If you want the manifolds to be non-equivalent, then a good collection of manifolds to look at are manifolds homotopy equivalent to higher dimensional lens spaces (quotients of $S^{2n-1}$ by a cyclic group $\mathbb{Z}_d$ acting linearly on $\mathbb{R}^{2n}$). In this setting, there are two fundamental sorts of invariants: Reidemeister torsion, and the multisignature (or Atiyah-Singer invariants). If you fix the simple homotopy type, that fixes the Reidemeister torsion, and the multisignature invariants can be varied more or less arbitrarily. This is detailed in Chapter 14E in Wall's book (which is not particularly easy reading).
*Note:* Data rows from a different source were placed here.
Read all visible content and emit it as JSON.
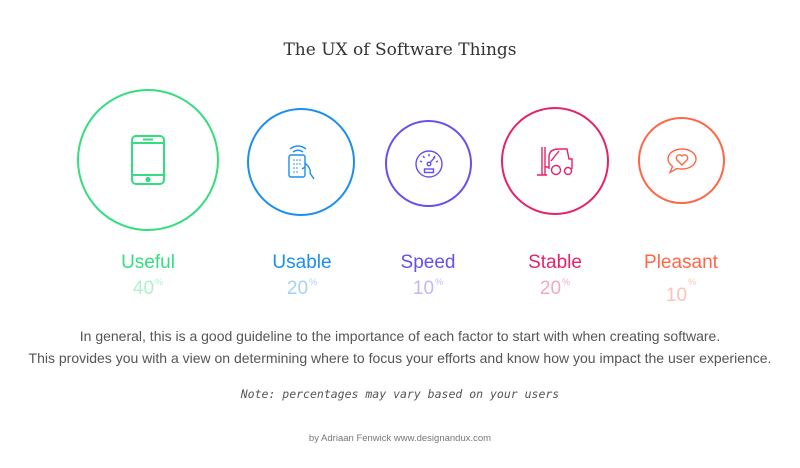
{
  "title": "The UX of Software Things",
  "factors": [
    {
      "label": "Useful",
      "percent": "40",
      "unit": "%",
      "icon": "smartphone-icon",
      "color": "#34de80"
    },
    {
      "label": "Usable",
      "percent": "20",
      "unit": "%",
      "icon": "remote-control-hand-icon",
      "color": "#1b8ff0"
    },
    {
      "label": "Speed",
      "percent": "10",
      "unit": "%",
      "icon": "speedometer-icon",
      "color": "#6650ee"
    },
    {
      "label": "Stable",
      "percent": "20",
      "unit": "%",
      "icon": "forklift-icon",
      "color": "#e5226c"
    },
    {
      "label": "Pleasant",
      "percent": "10",
      "unit": "%",
      "icon": "heart-speech-bubble-icon",
      "color": "#ff6646"
    }
  ],
  "description": {
    "line1": "In general, this is a good guideline to the importance of each factor to start with when creating software.",
    "line2": "This provides you with a view on determining where to focus your efforts and know how you impact the user experience."
  },
  "note": "Note: percentages may vary based on your users",
  "credit": "by Adriaan Fenwick www.designandux.com"
}
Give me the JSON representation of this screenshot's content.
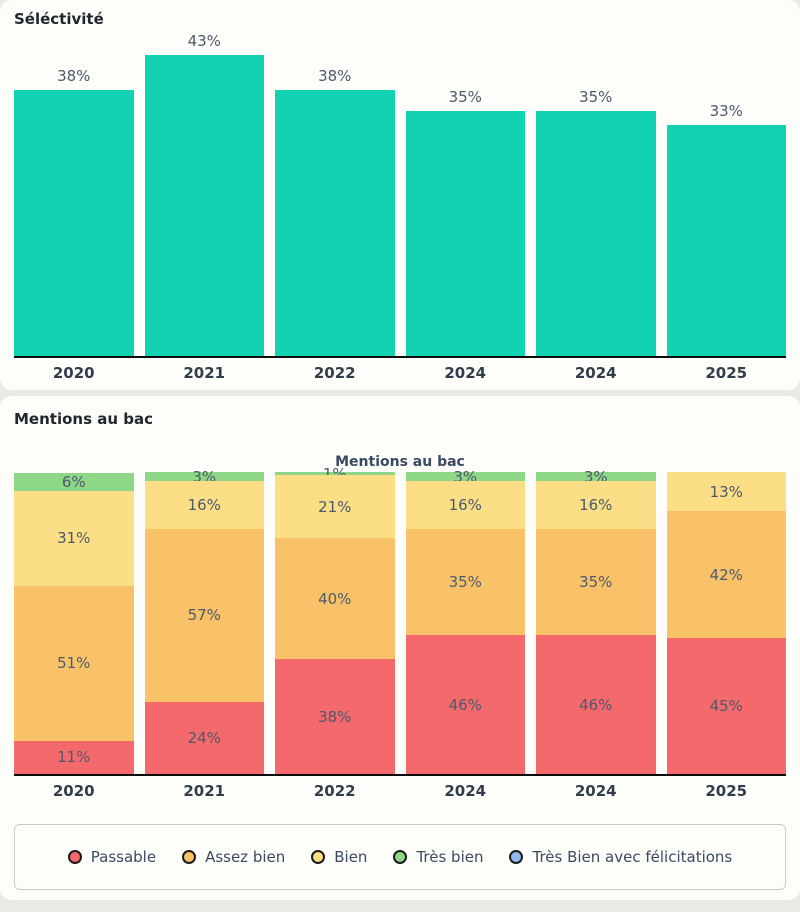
{
  "colors": {
    "teal": "#12d2b2",
    "passable_red": "#f4696c",
    "assez_bien_orange": "#f9c268",
    "bien_yellow": "#fbde85",
    "tres_bien_green": "#8ed786",
    "felicitations_blue": "#90bbef",
    "page_bg": "#ebeae6",
    "card_bg": "#fdfdfa",
    "label_text": "#4d5a6b",
    "axis_text": "#323d4c"
  },
  "selectivity_card": {
    "heading": "Séléctivité"
  },
  "mentions_card": {
    "heading": "Mentions au bac"
  },
  "chart_data": [
    {
      "type": "bar",
      "title": "Séléctivité",
      "categories": [
        "2020",
        "2021",
        "2022",
        "2024",
        "2024",
        "2025"
      ],
      "values": [
        38,
        43,
        38,
        35,
        35,
        33
      ],
      "value_labels": [
        "38%",
        "43%",
        "38%",
        "35%",
        "35%",
        "33%"
      ],
      "unit": "%",
      "bar_color": "#12d2b2",
      "xlabel": "",
      "ylabel": "",
      "ylim": [
        0,
        43
      ],
      "grid": false,
      "legend_position": "none"
    },
    {
      "type": "bar",
      "stacked": true,
      "title": "Mentions au bac",
      "categories": [
        "2020",
        "2021",
        "2022",
        "2024",
        "2024",
        "2025"
      ],
      "series": [
        {
          "name": "Passable",
          "color": "#f4696c",
          "values": [
            11,
            24,
            38,
            46,
            46,
            45
          ]
        },
        {
          "name": "Assez bien",
          "color": "#f9c268",
          "values": [
            51,
            57,
            40,
            35,
            35,
            42
          ]
        },
        {
          "name": "Bien",
          "color": "#fbde85",
          "values": [
            31,
            16,
            21,
            16,
            16,
            13
          ]
        },
        {
          "name": "Très bien",
          "color": "#8ed786",
          "values": [
            6,
            3,
            1,
            3,
            3,
            0
          ]
        },
        {
          "name": "Très Bien avec félicitations",
          "color": "#90bbef",
          "values": [
            0,
            0,
            0,
            0,
            0,
            0
          ]
        }
      ],
      "unit": "%",
      "xlabel": "",
      "ylabel": "",
      "ylim": [
        0,
        100
      ],
      "grid": false,
      "legend_position": "bottom"
    }
  ]
}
The executive summary of what is going on here is that you are using the action of the Wall surgery group $L^s_{2n}(\mathbb{Z}[\mathbb{Z}_d])$ on the structure set of a lens space $S^{2n-1}/\mathbb{Z}_d$, and the multisignature invariants are really invariants from that surgery group. They have the nice property that they are invariants of the manifold itself (together with an identification of the fundamental group with $\mathbb{Z}_d$) and so don't depend very strongly on a choice of homotopy equivalence.